05.03.11 dans Critiques, Belfond

Coco givrée. 2010, 259 p. 18,50 €

Ecrivain(s): Nadine Monfils Edition: Belfond

Coco givrée, Nadine Monfils

Nadine Monfils fait partie des figures les plus attachantes des Lettres belges contemporaines. Depuis près de trente ans, celle qui compta jadis André Pieyre de Mandiargues, Leonor Fini et Thomas Owen parmi ses amitiés littéraires et artistiques, explore un imaginaire exubérant, entre candeur et perversité. Nourri aussi bien de peinture et de cinéma que de littérature, l’univers de l’écrivaine se donne à lire dans de savoureux contes érotiques et cruels[1], mais également dans des pièces de théâtre ou des romans.

C’est dans ce dernier genre que Nadine Monfils s’est acquise un large et fidèle public, grâce surtout à sa série mettant en scène le commissaire Léon, « le flic qui tricote »[2]. C’est également dans le roman qu’elle a offert quelques-unes de ses œuvres les plus marquantes. Parmi celles-ci, on se bornera à rappeler Rouge fou[3], un très beau conte d’initiation féerique et érotique digne des grandes réussites de la surréaliste Lise Deharme, ainsi que deux inoubliables romans noirs, Une petite douceur meurtrière[4] et Monsieur Émile[5], résolument hors normes. Évoquant le premier, le critique et collagiste proche du surréalisme André Stas, a pu admirer dans ce livre un « polar bizarroïde, mâtiné de conte grand-guignolesque[6] ».

Quant au second, un rien moins insolite peut-être, il prolonge de bien belle manière l’« ambiance "disjonctée"[7] » dans laquelle baignait Une petite douceur meurtrière. Au final, ces « Séries Noires » se signalent comme des récits à l’humour noir ravageur et au rythme frénétique. Pas un instant ils ne se relâchent, tant sur le plan de l’écriture que sur celui du suspense. On se rend très vite compte à la lecture de ces deux perles résolument sombres que derrière l’imagination débridée de l’écrivaine, volontiers tournée vers l’outrance macabre, se dissimule un sens aigu de la construction romanesque, un art consommé de la mécanique narrative de haute précision.
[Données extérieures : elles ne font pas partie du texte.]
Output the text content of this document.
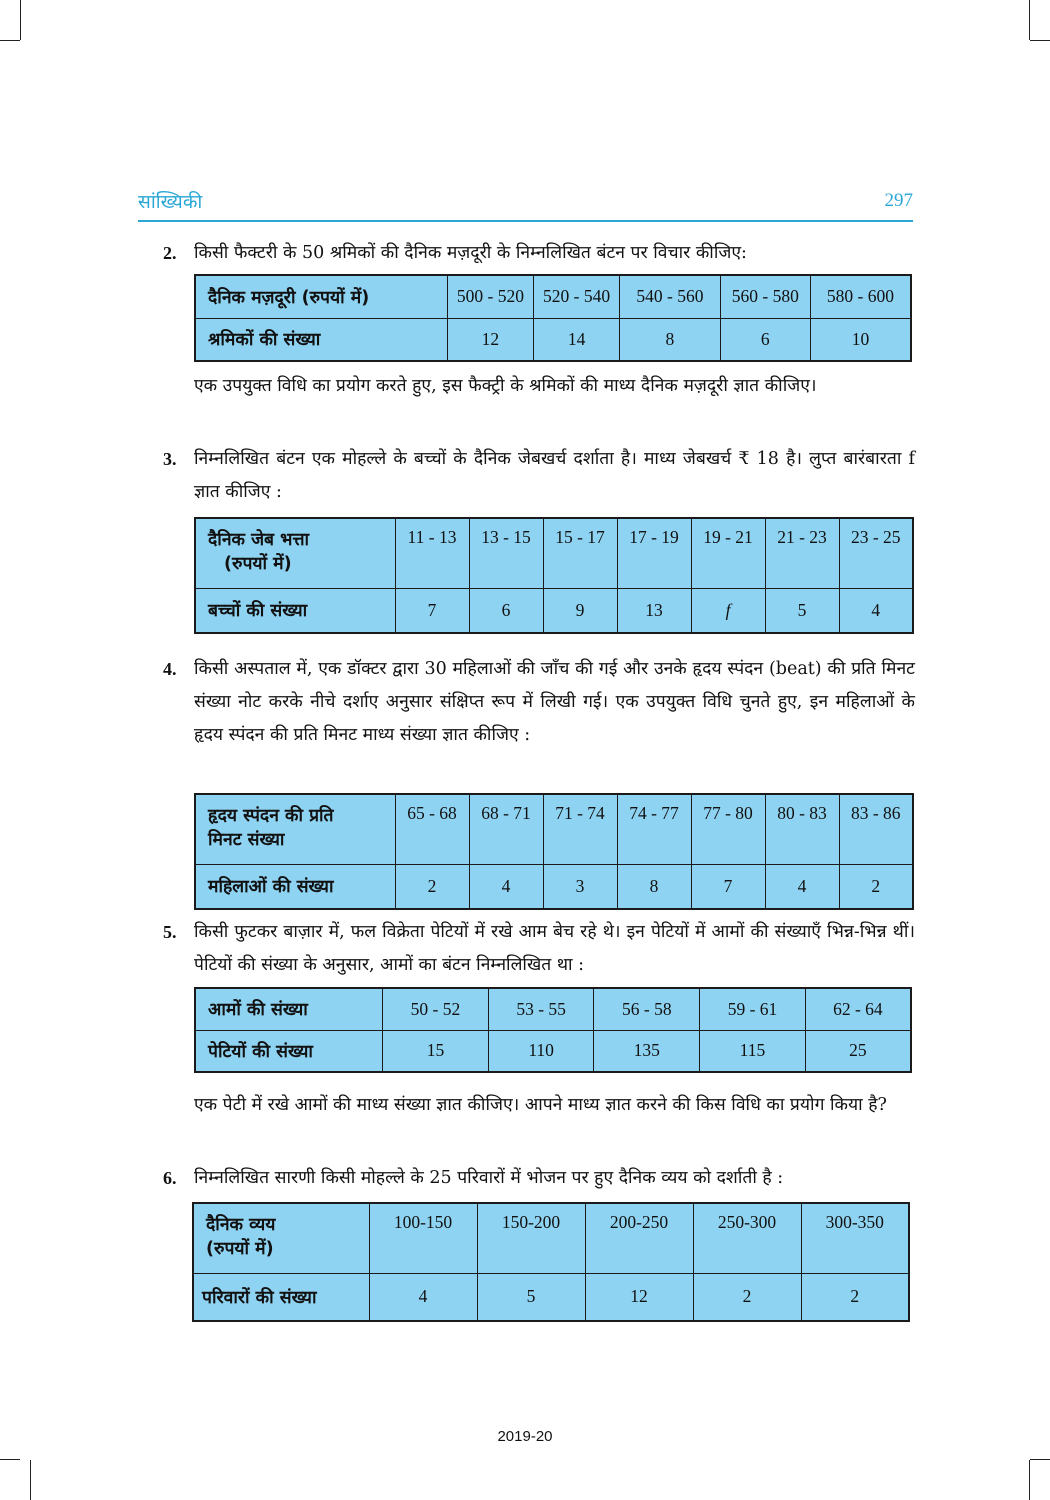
सांख्यिकी	297
2. किसी फैक्टरी के 50 श्रमिकों की दैनिक मज़दूरी के निम्नलिखित बंटन पर विचार कीजिए:
दैनिक मज़दूरी (रुपयों में)	500 - 520	520 - 540	540 - 560	560 - 580	580 - 600
श्रमिकों की संख्या	12	14	8	6	10
एक उपयुक्त विधि का प्रयोग करते हुए, इस फैक्ट्री के श्रमिकों की माध्य दैनिक मज़दूरी ज्ञात कीजिए।
3. निम्नलिखित बंटन एक मोहल्ले के बच्चों के दैनिक जेबखर्च दर्शाता है। माध्य जेबखर्च ₹ 18 है। लुप्त बारंबारता f ज्ञात कीजिए :
दैनिक जेब भत्ता
(रुपयों में)	11 - 13	13 - 15	15 - 17	17 - 19	19 - 21	21 - 23	23 - 25
बच्चों की संख्या	7	6	9	13	f	5	4
4. किसी अस्पताल में, एक डॉक्टर द्वारा 30 महिलाओं की जाँच की गई और उनके हृदय स्पंदन (beat) की प्रति मिनट संख्या नोट करके नीचे दर्शाए अनुसार संक्षिप्त रूप में लिखी गई। एक उपयुक्त विधि चुनते हुए, इन महिलाओं के हृदय स्पंदन की प्रति मिनट माध्य संख्या ज्ञात कीजिए :
हृदय स्पंदन की प्रति
मिनट संख्या	65 - 68	68 - 71	71 - 74	74 - 77	77 - 80	80 - 83	83 - 86
महिलाओं की संख्या	2	4	3	8	7	4	2
5. किसी फुटकर बाज़ार में, फल विक्रेता पेटियों में रखे आम बेच रहे थे। इन पेटियों में आमों की संख्याएँ भिन्न-भिन्न थीं। पेटियों की संख्या के अनुसार, आमों का बंटन निम्नलिखित था :
आमों की संख्या	50 - 52	53 - 55	56 - 58	59 - 61	62 - 64
पेटियों की संख्या	15	110	135	115	25
एक पेटी में रखे आमों की माध्य संख्या ज्ञात कीजिए। आपने माध्य ज्ञात करने की किस विधि का प्रयोग किया है?
6. निम्नलिखित सारणी किसी मोहल्ले के 25 परिवारों में भोजन पर हुए दैनिक व्यय को दर्शाती है :
दैनिक व्यय
(रुपयों में)	100-150	150-200	200-250	250-300	300-350
परिवारों की संख्या	4	5	12	2	2
2019-20
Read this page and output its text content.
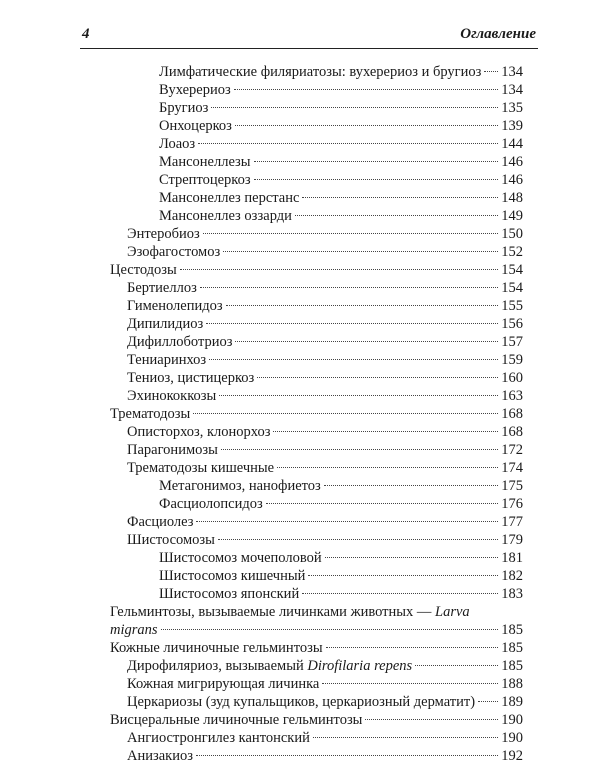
4	Оглавление
Лимфатические филяриатозы: вухерериоз и бругиоз 134
Вухерериоз	134
Бругиоз	135
Онхоцеркоз	139
Лоаоз	144
Мансонеллезы	146
Стрептоцеркоз	146
Мансонеллез перстанс	148
Мансонеллез оззарди	149
Энтеробиоз	150
Эзофагостомоз	152
Цестодозы	154
Бертиеллоз	154
Гименолепидоз	155
Дипилидиоз	156
Дифиллоботриоз	157
Тениаринхоз	159
Тениоз, цистицеркоз	160
Эхинококкозы	163
Трематодозы	168
Описторхоз, клонорхоз	168
Парагонимозы	172
Трематодозы кишечные	174
Метагонимоз, нанофиетоз	175
Фасциолопсидоз	176
Фасциолез	177
Шистосомозы	179
Шистосомоз мочеполовой	181
Шистосомоз кишечный	182
Шистосомоз японский	183
Гельминтозы, вызываемые личинками животных — Larva
migrans	185
Кожные личиночные гельминтозы	185
Дирофиляриоз, вызываемый Dirofilaria repens	185
Кожная мигрирующая личинка	188
Церкариозы (зуд купальщиков, церкариозный дерматит) 189
Висцеральные личиночные гельминтозы	190
Ангиостронгилез кантонский	190
Анизакиоз	192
Par la suite, Nadine Monfils, dans ses fictions criminelles – celles consacrées notamment au commissaire Léon… –, n’a pas toujours su avec autant d’efficacité et de poésie mêler la fantaisie et le sordide, l’humour et l’horreur. La cause sans doute, chez cette écrivaine passée par le théâtre, à une trop grande facilité dans les dialogues. D’où parfois des digressions par trop bavardes qui nuisent au tempo de la narration. Ce qui n’empêche pourtant pas notre auteure de livrer régulièrement des polars au ton original, pleins d’invention et de personnages extravagants. Certaines enquêtes du « flic qui tricote » sont même très réussies, à l’instar du Silence des canaux[8], à l’atmosphère particulièrement prenante, à la limite du fantastique.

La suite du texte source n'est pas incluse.